Yaşam, yalınlık ve verimlilik… Yaşamımızdaki nesnelerin sayısı (özellikle sanal olanların sayısı) o denli arttı ki, gerçek dünya ile bağlarımız adeta zayıfladı. Daha karmaşık hale gelen bir dünyada, sanki daha lezzetsiz bir yaşamı sürdürüyoruz. Tüm günümüzü işgal edecek koşuşturmalarımız var. Zamanı tüketmek için hiçbir dönemde bu denli fazla sayıda ve çeşitli ‘oyuncaklarımız’ olmamıştı. Ama GDO’lu hale gelen yaşamla birlikte, lezzet de kaçtı gitti. Yaşamımızı daha ‘kaliteli’ yapma kaygıları içinde, daha yalın ve daha verimli yaşamın imkânlarını yitirdik gibi…
Kalite
Kalite, iş dünyasında müşteri ihtiyaç, talep ve beklentilerine uygunluk düzeyi demektir. Bu uygunluğun derecesi ne denli yüksek olursa, o işi yapanın ve ürettiği mal ile hizmetlerin o kadar yüksek kalitede olduğu söylenir.
Bu anlayışı yaşamın tüm alanlarına yayarak da ele alabiliriz. örneğin insanın ‘kaliteli’ olması; çevresine nasıl yaklaştığı, ne tür bir tepki modeli olduğu ile ilgilidir. İnsanın yaşam çevresinin en önde gelen unsurlarından birincisi kendisidir. Dolayısıyla kendisi için ne istediği ve beklediği ile bunu ne denli yerine getirdiği, insanın öz-kalitesinin belirleyicilerinden birisidir. Bu nedenle insanın kendisini geliştirmek için yaptıkları ile çevresi için yaptıkları arasında bir paralellik olmak zorundadır. Kendi gelişimi için emek ve zaman vermeyenin, çevresine katkısı olacağını söylemek zordur.
İyi Yaşam
İngiliz roman, oyun ve öykü yazarı W. Somerset Maugham (18754-1965) şöyle demiş: “Yaşamın eğlenceli yanlarından birisi de şudur: En iyi dışındakileri kabul etmeyi reddedersen, çoğunlukla onu elde edersin.” İnsanın kaliteli bir yaşama ulaşmasının ilk ilkesi, kendisi ve çevresi için kaliteli olmayanı kabul etmemektir. Dolayısıyla kalite için mücadele etmek, hem birey hem de çevre açısından işin başlangıcı sayılır.

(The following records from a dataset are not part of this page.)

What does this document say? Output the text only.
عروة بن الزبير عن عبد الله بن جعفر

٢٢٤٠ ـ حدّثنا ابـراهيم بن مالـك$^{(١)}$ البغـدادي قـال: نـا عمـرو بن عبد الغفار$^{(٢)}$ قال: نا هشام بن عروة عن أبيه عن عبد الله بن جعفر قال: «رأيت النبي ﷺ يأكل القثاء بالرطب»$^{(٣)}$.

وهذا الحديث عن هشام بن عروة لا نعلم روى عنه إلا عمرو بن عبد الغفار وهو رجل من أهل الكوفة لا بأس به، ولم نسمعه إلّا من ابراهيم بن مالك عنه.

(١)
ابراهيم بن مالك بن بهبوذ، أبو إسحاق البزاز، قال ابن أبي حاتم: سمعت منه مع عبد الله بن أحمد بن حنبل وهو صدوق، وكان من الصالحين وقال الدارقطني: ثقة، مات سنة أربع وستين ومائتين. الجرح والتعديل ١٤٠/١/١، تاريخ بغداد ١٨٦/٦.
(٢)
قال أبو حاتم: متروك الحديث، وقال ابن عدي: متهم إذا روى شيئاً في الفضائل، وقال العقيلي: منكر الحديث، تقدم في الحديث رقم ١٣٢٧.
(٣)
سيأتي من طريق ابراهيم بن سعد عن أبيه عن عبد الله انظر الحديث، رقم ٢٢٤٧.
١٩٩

İnsanı kaliteli bir yaşam yolundan uzaklaştıran faktörler arasında tembelliği, kolaycılığı, kayıtsızlığı, duyarsızlığı, adam-sendeciliği ve ucuzculuğu saymam gerekir. Yaşam kalitesinin odağında insanın kendisi var. Bu nedenle bireyin kaliteli yaşam savaşı, öncelikle kendini kaliteli hale getirmesi ile ilgilidir.
Bireyin kendi kalite mücadelesi, sadece gelir düzeyine indirgenmemeli. Kişi sosyal ve kültürel yaşam boyutunda da kalite uğraşı içinde olmalı. Şu da bir gerçek ki; içinde bulunduğumuz yüksek ivmeli yaşam akışı, kendini geliştirmeyi bir yandan zorunlu kılarken artan seçenekler doğru tercihler yapmayı da zorlaştırıyor. Hiç kuşkusuz; yeterli gelire sahip olmak önemlidir; çünkü insanlar iyi yaşamayı hak ederler. Ama kişinin kendi yaşamına sadece gelir açısından bakması, onu borsada bir hisse senedi düzeyine indirgeyebilir; bu yanlışa savrulmamak için dikkatli olmalı. Yaşamdaki başarı öykülerini incelediğimizde; kaliteli yaşam düzeyini yakalamış olanların gelir dışında başka faktörlerde de başarılı olduğunu görürüz.
Tembellik kolay ve çekicidir. Mücadele zor görünür. Unutmamalı ki; kaliteli olana erişmek için emek ve zaman harcamak gerekir. Gündüz güneşin, gece ise ay ve yıldızların altında hiçbir şey tesadüfi değil. Kaliteli, yalın ve verimli yaşam özlenecek bir şeydir.